Ömer Seyfettin Türk edebiyatında dilde başlattığı sadeleştirme hareketi ve hikâyeciliği ile tanınır. Kullanılan sade Türkçenin edebiyat lisanımıza girmesi için çaba sarf eden ve bunda başarılı olan bir sanatçıdır. “Genç Kalemler” dergisinde yayınladığı “Yeni Lisan” isimli makalesi o günlerde büyük yankı yaptı ve çığır açtı. İlgiyle karşılanan bu makalede Ömer Seyfettin, Türk edebiyatının her yönü ile Türk’e dönük olmasını, saf ve sade Türkçe kullanılmasını savunuyordu. Kendi yazdığı hikâyelerde de bu görüşünü başarı ile uygulamış ve eserleri günümüzde hâla okunmakta ve sadeleştirmeye gerek duyulmadan anlaşılmaktadır.
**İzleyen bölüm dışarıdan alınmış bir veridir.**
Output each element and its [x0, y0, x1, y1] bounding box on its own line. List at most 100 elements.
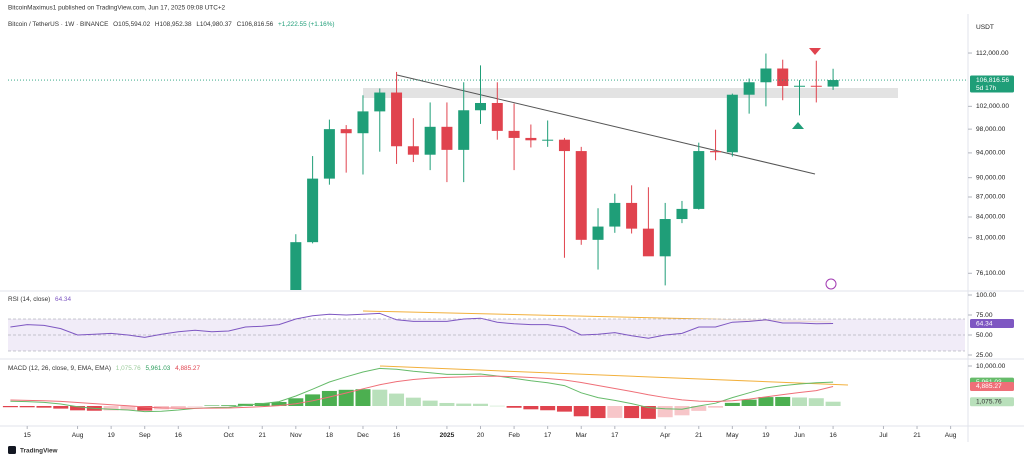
histogram-bar	[808, 398, 824, 406]
y-tick-label: 84,000.00	[976, 214, 1006, 221]
symbol-title: Bitcoin / TetherUS · 1W · BINANCE	[8, 21, 108, 28]
candle-body	[441, 126, 453, 150]
y-tick-label: 75.00	[976, 312, 993, 319]
y-tick-label: 98,000.00	[976, 126, 1006, 133]
support-zone	[363, 88, 898, 98]
macd-pane	[2, 367, 841, 419]
y-tick-label: 102,000.00	[976, 103, 1009, 110]
histogram-bar	[53, 406, 69, 409]
ohlc-value: O105,594.02	[113, 21, 150, 28]
histogram-bar	[640, 406, 656, 419]
histogram-bar	[506, 406, 522, 408]
candle-body	[827, 80, 839, 87]
candle-body	[575, 151, 587, 240]
candle-body	[307, 178, 319, 243]
x-tick-label: Dec	[357, 432, 369, 439]
histogram-bar	[456, 403, 472, 406]
y-tick-label: 87,000.00	[976, 194, 1006, 201]
histogram-bar	[19, 406, 35, 408]
x-tick-label: 15	[24, 432, 32, 439]
histogram-bar	[288, 398, 304, 406]
rsi-title: RSI (14, close)	[8, 296, 50, 303]
logo	[8, 446, 16, 454]
histogram-bar	[271, 401, 287, 406]
candle-body	[323, 129, 335, 179]
candle-body	[626, 202, 638, 229]
candle-body	[743, 82, 755, 95]
candle-body	[357, 111, 369, 134]
countdown-label: 5d 17h	[976, 85, 997, 92]
histogram-bar	[389, 393, 405, 406]
histogram-bar	[657, 406, 673, 418]
rsi-pane	[8, 312, 965, 352]
histogram-bar	[170, 406, 186, 408]
candle-body	[542, 139, 554, 141]
histogram-bar	[422, 400, 438, 406]
indicator-line	[10, 312, 834, 339]
candle-body	[592, 226, 604, 240]
histogram-bar	[540, 406, 556, 411]
sell-marker	[809, 48, 821, 55]
x-tick-label: 16	[829, 432, 837, 439]
histogram-bar	[624, 406, 640, 419]
candle-body	[609, 202, 621, 227]
rsi-value: 64.34	[55, 296, 71, 303]
signal-value: 4,885.27	[175, 365, 200, 372]
x-tick-label: 16	[393, 432, 401, 439]
histogram-bar	[204, 405, 220, 406]
footer-brand: TradingView	[20, 448, 58, 455]
price-label-box	[970, 75, 1014, 93]
x-tick-label: Mar	[576, 432, 588, 439]
histogram-bar	[741, 399, 757, 406]
histogram-bar	[305, 394, 321, 406]
indicator-line	[10, 375, 834, 409]
x-tick-label: Feb	[508, 432, 520, 439]
histogram-bar	[439, 402, 455, 406]
x-tick-label: Aug	[72, 432, 84, 439]
event-icon	[825, 278, 837, 290]
histogram-bar	[556, 406, 572, 412]
histogram-bar	[338, 389, 354, 406]
x-tick-label: Nov	[290, 432, 302, 439]
candle-body	[374, 92, 386, 112]
histogram-bar	[120, 406, 136, 411]
histogram-bar	[607, 406, 623, 418]
x-tick-label: 17	[544, 432, 552, 439]
candle-body	[659, 219, 671, 257]
y-tick-label: 10,000.00	[976, 363, 1006, 370]
histogram-bar	[2, 406, 18, 408]
histogram-bar	[825, 401, 841, 406]
change-value: +1,222.55 (+1.16%)	[278, 21, 335, 28]
price-label-box	[970, 319, 1014, 329]
histogram-bar	[792, 397, 808, 406]
x-tick-label: Apr	[660, 432, 671, 439]
candle-body	[558, 139, 570, 152]
macd-value: 5,961.03	[145, 365, 170, 372]
candle-body	[710, 151, 722, 153]
histogram-bar	[137, 406, 153, 411]
candle-body	[777, 68, 789, 87]
candle-body	[340, 129, 352, 134]
histogram-bar	[70, 406, 86, 411]
histogram-bar	[321, 390, 337, 406]
x-tick-label: 19	[762, 432, 770, 439]
price-label: 64.34	[976, 320, 993, 327]
candle-body	[508, 130, 520, 138]
divergence-line	[379, 365, 849, 386]
histogram-bar	[708, 406, 724, 408]
x-tick-label: 18	[326, 432, 334, 439]
ohlc-value: H108,952.38	[155, 21, 192, 28]
histogram-bar	[489, 405, 505, 407]
y-tick-label: 50.00	[976, 332, 993, 339]
x-tick-label: Sep	[139, 432, 151, 439]
currency-label: USDT	[976, 24, 994, 31]
price-label: 4,885.27	[976, 383, 1002, 390]
candle-body	[491, 102, 503, 131]
histogram-bar	[187, 406, 203, 407]
histogram-value: 1,075.76	[116, 365, 141, 372]
x-tick-label: 17	[611, 432, 619, 439]
histogram-bar	[674, 406, 690, 416]
candle-body	[525, 137, 537, 141]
Akıcı ve ilgi çekici bir üslubu vardır. Çok kuvvetli anlatış gücü ile gereksiz uzatmalar ve süslü anlatımlardan uzak, sade bir anlatımla konulara yaklaşmış ve hikâyelerini beklenmeyen sonuçlara bağlamıştır. Hikâyelerinde okuyuculara iyilik, doğrulu ve ahlakî üstünlük vasıflarını taşıyan ibret dersleri vermeye çalışmıştır.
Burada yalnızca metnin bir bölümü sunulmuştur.